Ad Abacuc, il profeta, che implora Dio trovandosi in una situazione di violenza e oppressione, il Signore risponde che il giusto vivrà per la sua fede. È Gesù che suscita la fede, invita a credere, richiede la fede, perché si realizzi profondamente il nostro legame con Lui.
Mi chiedo, come è possibile vivere senza fidarsi di qualcuno? A maggior ragione, come dirci cristiani senza affidarci, fidare e confidare nell’amore di Cristo?
Sapete…di fede non ne occorre tanta come si pensa, ma basta un granellino, proprio poco, purché sia autentica.
Non è un fatto di quantità ma di qualità. La fede è misurare tutto sulle possibilità di Dio, non sulle nostre. Essa non è mai frutto di un ragionamento, né la conclusione di un dibattito, né una emozione, bensì l’esperienza di un incontro che cambia la vita, un innamoramento che non vacilla neppure davanti ad una morte tragica e improvvisa. 
Credere nella notte del dolore, sperare contro ogni speranza, amare senza vedere: è la follia di un amore nel quale ci abbandoniamo con umile perseveranza.

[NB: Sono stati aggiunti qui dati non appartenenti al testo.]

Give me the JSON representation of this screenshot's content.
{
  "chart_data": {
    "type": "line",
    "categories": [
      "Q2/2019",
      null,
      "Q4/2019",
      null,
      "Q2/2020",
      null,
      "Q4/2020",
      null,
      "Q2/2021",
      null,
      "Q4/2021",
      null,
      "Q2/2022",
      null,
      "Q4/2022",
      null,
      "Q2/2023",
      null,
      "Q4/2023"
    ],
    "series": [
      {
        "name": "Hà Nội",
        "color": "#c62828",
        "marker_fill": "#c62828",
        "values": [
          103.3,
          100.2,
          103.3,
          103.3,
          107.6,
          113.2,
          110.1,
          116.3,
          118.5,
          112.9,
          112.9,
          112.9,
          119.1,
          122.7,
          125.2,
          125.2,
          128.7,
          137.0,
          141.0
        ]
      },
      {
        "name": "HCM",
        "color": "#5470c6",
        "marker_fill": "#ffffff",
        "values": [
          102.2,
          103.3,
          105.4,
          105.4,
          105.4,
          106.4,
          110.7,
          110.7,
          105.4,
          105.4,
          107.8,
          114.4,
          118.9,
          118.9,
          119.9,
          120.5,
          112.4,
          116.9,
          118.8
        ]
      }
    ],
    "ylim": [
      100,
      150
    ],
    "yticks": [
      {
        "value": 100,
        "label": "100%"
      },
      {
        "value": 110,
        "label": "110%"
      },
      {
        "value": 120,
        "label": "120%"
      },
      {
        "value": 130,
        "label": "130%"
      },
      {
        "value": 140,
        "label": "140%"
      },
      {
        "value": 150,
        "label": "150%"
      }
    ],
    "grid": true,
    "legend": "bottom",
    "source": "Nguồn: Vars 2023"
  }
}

L’altro tratto del discepolo, espresso dal Vangelo odierno è il servizio. «Quando avrete fatto quello che vi è stato ordinato, dite: siamo servi inutili; abbiamo fatto quello che dovevamo fare». Dinanzi al Signore saremo umili servi e non creditori. A Lui dobbiamo tutto. Evitiamo, perciò, di aspettarci ricompense, premi e onori. Nessuno è indispensabile. Dio potrebbe fare a meno di noi. Non si entra al servizio della Chiesa con lo spirito del salariato, del dare per avere. Non ci sono contratti di lavoro, né attività commerciali quando serviamo il Vangelo. Non accampiamo più diritti, anche noi sacerdoti, io vescovo. Saremo servi inutili. «Inutile» è spesso interpretato come di colui che è incapace e non serve a nulla, ma nel Vangelo è sinonimo di gratuità…cioè inutile è chi non si aspetta un utile, un vantaggio.
Se ad ogni battezzato, Gesù chiede fede e servizio disinteressato, quanto più a noi che abbiamo consacrato la vita per il Vangelo e per la Chiesa!

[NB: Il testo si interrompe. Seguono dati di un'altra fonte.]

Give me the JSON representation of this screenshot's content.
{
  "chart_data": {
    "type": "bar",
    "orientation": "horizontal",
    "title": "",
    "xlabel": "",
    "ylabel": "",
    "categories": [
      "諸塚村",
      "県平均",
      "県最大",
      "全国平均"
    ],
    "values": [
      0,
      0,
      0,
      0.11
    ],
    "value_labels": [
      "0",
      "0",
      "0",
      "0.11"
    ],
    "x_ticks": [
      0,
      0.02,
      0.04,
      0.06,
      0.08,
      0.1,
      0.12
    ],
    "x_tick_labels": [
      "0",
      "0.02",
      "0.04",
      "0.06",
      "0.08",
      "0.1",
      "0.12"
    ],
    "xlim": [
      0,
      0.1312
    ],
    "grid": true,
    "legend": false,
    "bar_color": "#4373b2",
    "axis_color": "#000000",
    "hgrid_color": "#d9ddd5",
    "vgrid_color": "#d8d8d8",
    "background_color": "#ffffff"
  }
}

Come Gesù, un parroco è un servo che ricorda bene che la forza che fa germogliare, giorno per giorno, il seme del bene, non è la sua intelligenza o le sue capacità manageriali, ma la Parola che libera e salva.

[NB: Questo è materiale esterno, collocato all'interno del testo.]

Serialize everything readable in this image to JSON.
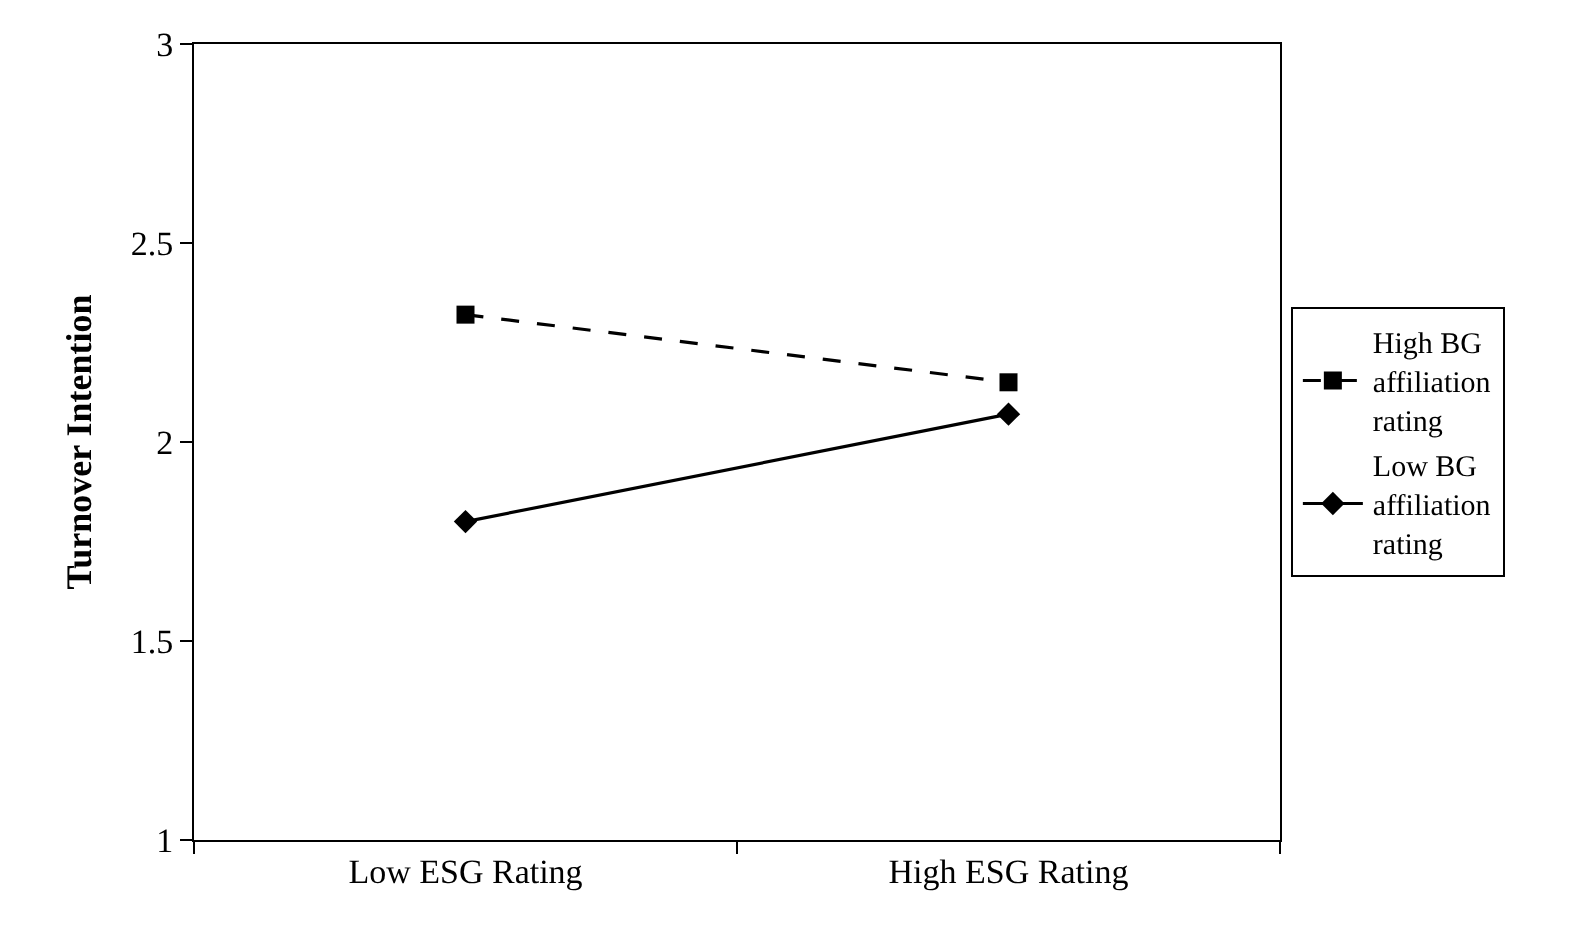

Cari fedeli, la parrocchia non è la comunità dove ci sono padroni e schiavi, ma dove i fratelli diventano servi dell’unico Signore. Un prete non è più grande di chi lo ha inviato e la sua autorevolezza riposa intimamente nell’umiltà, senza far risalire a sé nulla del suo ministero. Non siate, cari amici, parrocchiani  bambini che servono la comunità per avere il premio o per non essere penalizzati; non siate timorosi ma limpidi e coraggiosi nel portare Gesù nella vostra parrocchia; non badate all’immagine o all’efficienza, ma a quanto amore mettete nelle cose che fate. Fate spazio a chi è – o si sente –  estraneo alla comunità parrocchiale e quindi alla stessa Chiesa. Ci sono migliaia di persone che siamo soliti dire “lontani”, ma che non sono mai del tutto assenti. Forse aspettano un solo contatto, in cui poter esprimere il disagio e la fatica della propria ricerca. Sforziamoci, perciò, di creare relazioni sincere e affidabili.
Con lo stile dell’accoglienza, la parrocchia mostrerà concretamente che la chiamata alla fede è per tutti. Chi incontra la parrocchia deve poter dire di aver incontrato Cristo. Andiamo oltre un certo “successo” sociale che non deve illuderci, od oltre certe forme di esperienza comunitaria in cui si scivola dalla spiritualità al sostegno psicologico, al prete personaggio. Siate comunità senza voglia di autopreservarvi e coltivate l’ascolto di Dio e della sua Parola. Solo i discepoli della Parola sanno far spazio nella loro vita all’accoglienza, al coraggio della ricerca, alla consapevolezza della verità. Solo con la Parola meditata, pregata e vissuta, la parrocchia diventerà missionaria perché lascerà al Signore la direzione del suo cammino. Sognate una parrocchia non solo di giovani, ma giovane capace di essere madre che abbia vita, rispetti la vita, e offra speranza di vita. Una madre che si prende cura dei bambini, che ascolta le persone bisognose e sole, che insegna ai giovani l’aria pulita dell’onestà, la bellezza della cultura e di una esistenza libera dal consumismo; una parrocchia dove il matrimonio sacramentale è una gioia grandissima, non un peso da evitare; dove le famiglie siano attente alle nascite non all’aumento egoistico dei beni e non dimentichino gli anziani, ridotti, ahimè, a oggetti improduttivi di scarto.
Signore, accresci in noi la fede,
siamo servi inutili. In te la nostra pace.